9. “What has kept you at this company? What do you enjoy most about it?”
It’s likely that your interviewer has been at the company for some time, and as a semi-extension of the question above, this one is fantastic in that it builds rapport and takes away some of the focus on your more ‘hard-hitting’ questions, and makes for a more light-hearted conversation.
It also gives you the opportunity to get to know the hiring manager and see the company and its positive attributes through their eyes - hopefully, all the more enticing your interest in the company and the available role.
10. “What are the next steps after this interview?”
While this might seem to be too obvious to ask, this question will give you an idea of when you can expect to hear back about your interview and shows that you’re eager to move forward with the interview process.
It can also be used as a chance to address any time-sensitive items your interviewer should know about you (i.e. other offers you’re considering, relocation, or transportation arrangements).
Being transparent from the get-go helps things run smoothly - not to mention it can cause your potential employer to accelerate their hiring process to get you on board should they see that you’re the right candidate and want to avoid you being scooped up by a competitor.
Some Additional Tips
While it’s great to come to an interview prepared with questions that relate to the company and the role itself, here are a few additional tips to keep in mind to ensure you’re asking the best, most important questions and to avoid any stumbles:
- Ask questions that require more than a ‘yes’ or ‘no’ response, but none that require too broad an answer where concise responses prove too difficult.
- Be sure not to ask any more than, ideally, three questions post-interview, but have more prepared so you can pick and choose which are most appropriate come the time (avoid anything too obvious).
- Stay away from questions that focus too much on how you’d benefit from accepting the job as this can sometimes read as pretentious.
- Hold off on any questions related to salary and/or benefits until you’re in the negotiations stage of accepting the role.

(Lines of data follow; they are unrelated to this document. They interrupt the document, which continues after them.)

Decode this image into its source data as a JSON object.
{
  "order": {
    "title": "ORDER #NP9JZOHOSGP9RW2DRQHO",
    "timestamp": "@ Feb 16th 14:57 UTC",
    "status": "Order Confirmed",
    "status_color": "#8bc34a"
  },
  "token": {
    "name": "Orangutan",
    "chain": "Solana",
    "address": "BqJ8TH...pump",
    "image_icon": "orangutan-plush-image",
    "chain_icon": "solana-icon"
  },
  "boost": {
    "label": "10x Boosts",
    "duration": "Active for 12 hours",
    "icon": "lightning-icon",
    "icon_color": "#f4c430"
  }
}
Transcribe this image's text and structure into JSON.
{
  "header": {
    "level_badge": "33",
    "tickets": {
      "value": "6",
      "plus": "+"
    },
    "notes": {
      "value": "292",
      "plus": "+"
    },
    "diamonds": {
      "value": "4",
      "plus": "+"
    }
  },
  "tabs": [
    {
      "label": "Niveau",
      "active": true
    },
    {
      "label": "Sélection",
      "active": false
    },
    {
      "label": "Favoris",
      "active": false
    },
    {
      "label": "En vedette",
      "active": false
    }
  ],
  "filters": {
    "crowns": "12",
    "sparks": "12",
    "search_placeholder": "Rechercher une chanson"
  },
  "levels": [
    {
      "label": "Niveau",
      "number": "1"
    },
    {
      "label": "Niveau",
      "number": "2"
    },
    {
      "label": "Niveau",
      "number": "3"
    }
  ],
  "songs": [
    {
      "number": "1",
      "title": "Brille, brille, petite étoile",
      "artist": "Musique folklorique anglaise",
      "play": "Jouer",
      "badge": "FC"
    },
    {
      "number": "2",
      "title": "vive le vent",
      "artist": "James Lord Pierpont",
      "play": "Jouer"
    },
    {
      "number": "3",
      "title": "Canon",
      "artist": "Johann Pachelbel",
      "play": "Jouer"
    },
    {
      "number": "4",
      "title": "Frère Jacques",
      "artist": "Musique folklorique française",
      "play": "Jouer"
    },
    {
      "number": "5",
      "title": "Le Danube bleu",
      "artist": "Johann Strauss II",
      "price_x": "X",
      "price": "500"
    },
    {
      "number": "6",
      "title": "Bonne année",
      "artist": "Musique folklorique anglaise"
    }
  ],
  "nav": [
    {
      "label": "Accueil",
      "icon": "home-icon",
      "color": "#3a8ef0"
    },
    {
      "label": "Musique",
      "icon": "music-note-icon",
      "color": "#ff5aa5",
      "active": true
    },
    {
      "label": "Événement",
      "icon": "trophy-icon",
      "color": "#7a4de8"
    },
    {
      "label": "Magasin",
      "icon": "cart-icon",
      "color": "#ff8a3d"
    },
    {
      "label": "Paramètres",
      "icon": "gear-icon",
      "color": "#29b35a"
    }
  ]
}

- If the interviewer has answered all of the questions you meant to ask throughout the course of the interview, let them know what you were going to ask anyway. This will give you time to clarify and confirm the answers.
We hope that this blog has helped you gather some good questions to ask an interviewer that will show you’re not only keen to fill the open position but that will help you sail through the interview process with ease.
Remember, the best interview questions are ones that are mutually beneficial, driving further conversation and easy rapport.